Le blocage des manifestants par les forces de l'ordre a souvent dégénéré en bataille de pierres, de cocktails Molotov et de grenades de gaz lacrymogène.

Au total, 29 personnes ont été tuées et plusieurs centaines blessées lors des heurts et pillages autour des défilés, des violences dont s'accusent mutuellement l'opposition et le gouvernement.

"L'opposition a décidé d'aller jusqu'au bout. Aujourd'hui il sont en train de passer à une insurrection armée et face à cette circonstance grave, l'unique chemin pour garantir la paix est une assemblée nationale constituante", a affirmé Nicolas Maduro.

Mais pour plusieurs analystes, en agissant ainsi, le président risque d'aggraver encore la crise politique au Venezuela, qui suscite une inquiétude croissante parmi la communauté internationale.

Le ministre des Affaires étrangères du Brésil Aloysio Nunes a été jusqu'à qualifier de "coup d'Etat" l'initiative de Maduro, tandis que l'Argentine et les Etats-Unis ont également critiqué ce projet de réformer la Constitution.

L'assemblée constituante pourrait en effet bousculer le calendrier électoral: outre les élections régionales prévues en 2016 mais reportées sine die, des municipales sont programmées en 2017, avant la présidentielle fin 2018.

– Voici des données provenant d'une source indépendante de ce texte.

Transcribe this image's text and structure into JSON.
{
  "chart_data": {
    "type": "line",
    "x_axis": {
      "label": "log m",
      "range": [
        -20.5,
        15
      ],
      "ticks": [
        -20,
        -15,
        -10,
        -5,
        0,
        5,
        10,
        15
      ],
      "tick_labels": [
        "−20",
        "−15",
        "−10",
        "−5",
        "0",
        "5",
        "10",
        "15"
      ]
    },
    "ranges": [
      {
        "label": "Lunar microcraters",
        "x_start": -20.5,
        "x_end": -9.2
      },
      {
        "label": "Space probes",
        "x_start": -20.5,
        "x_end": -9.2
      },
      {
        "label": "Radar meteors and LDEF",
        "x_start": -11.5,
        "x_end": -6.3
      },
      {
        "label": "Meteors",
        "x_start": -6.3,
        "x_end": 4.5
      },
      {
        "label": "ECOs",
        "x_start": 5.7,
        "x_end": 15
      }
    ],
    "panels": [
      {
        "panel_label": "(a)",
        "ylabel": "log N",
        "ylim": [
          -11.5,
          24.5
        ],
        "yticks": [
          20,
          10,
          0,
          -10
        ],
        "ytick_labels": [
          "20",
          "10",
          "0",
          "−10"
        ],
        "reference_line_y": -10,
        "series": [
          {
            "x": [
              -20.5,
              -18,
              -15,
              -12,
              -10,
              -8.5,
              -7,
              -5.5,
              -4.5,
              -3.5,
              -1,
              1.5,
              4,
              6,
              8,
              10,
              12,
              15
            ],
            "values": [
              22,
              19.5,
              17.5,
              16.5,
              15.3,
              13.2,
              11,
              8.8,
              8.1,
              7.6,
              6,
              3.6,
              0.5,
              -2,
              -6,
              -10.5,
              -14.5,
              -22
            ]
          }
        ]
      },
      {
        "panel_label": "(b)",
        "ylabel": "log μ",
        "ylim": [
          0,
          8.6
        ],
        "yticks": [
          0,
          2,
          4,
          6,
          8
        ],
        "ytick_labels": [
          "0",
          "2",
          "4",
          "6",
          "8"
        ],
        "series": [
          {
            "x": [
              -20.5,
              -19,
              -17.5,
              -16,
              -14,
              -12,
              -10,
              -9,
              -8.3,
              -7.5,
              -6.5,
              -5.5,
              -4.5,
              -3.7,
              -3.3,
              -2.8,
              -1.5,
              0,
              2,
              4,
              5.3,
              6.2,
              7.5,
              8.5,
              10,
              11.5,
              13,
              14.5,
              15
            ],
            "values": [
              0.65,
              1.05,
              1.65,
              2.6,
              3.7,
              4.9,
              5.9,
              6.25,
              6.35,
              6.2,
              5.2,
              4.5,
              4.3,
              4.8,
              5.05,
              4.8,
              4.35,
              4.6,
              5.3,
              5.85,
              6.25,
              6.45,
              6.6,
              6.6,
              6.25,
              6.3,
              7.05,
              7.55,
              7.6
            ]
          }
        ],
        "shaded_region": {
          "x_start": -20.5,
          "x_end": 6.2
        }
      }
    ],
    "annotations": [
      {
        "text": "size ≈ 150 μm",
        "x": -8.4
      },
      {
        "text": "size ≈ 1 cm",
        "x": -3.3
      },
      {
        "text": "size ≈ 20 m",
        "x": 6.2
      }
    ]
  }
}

"C'est une tactique dilatoire trompeuse pour échapper à la pression du peuple qui demande des élections", estime l'avocat constitutionnaliste Juan Manuel Rafalli.

Pour l'opposition, c'est surtout une manière pour le clan présidentiel de "consolider le coup d'Etat" initié selon elle fin mars quand la Cour suprême s'est arrogé brièvement les pouvoirs du Parlement, avant de renoncer face au tollé diplomatique.

Cette décision avait justement été l'étincelle déclenchant les protestations, dont le bilan est le plus lourd depuis la vague de manifestations de 2014 (43 morts à l'époque, selon les chiffres officiels).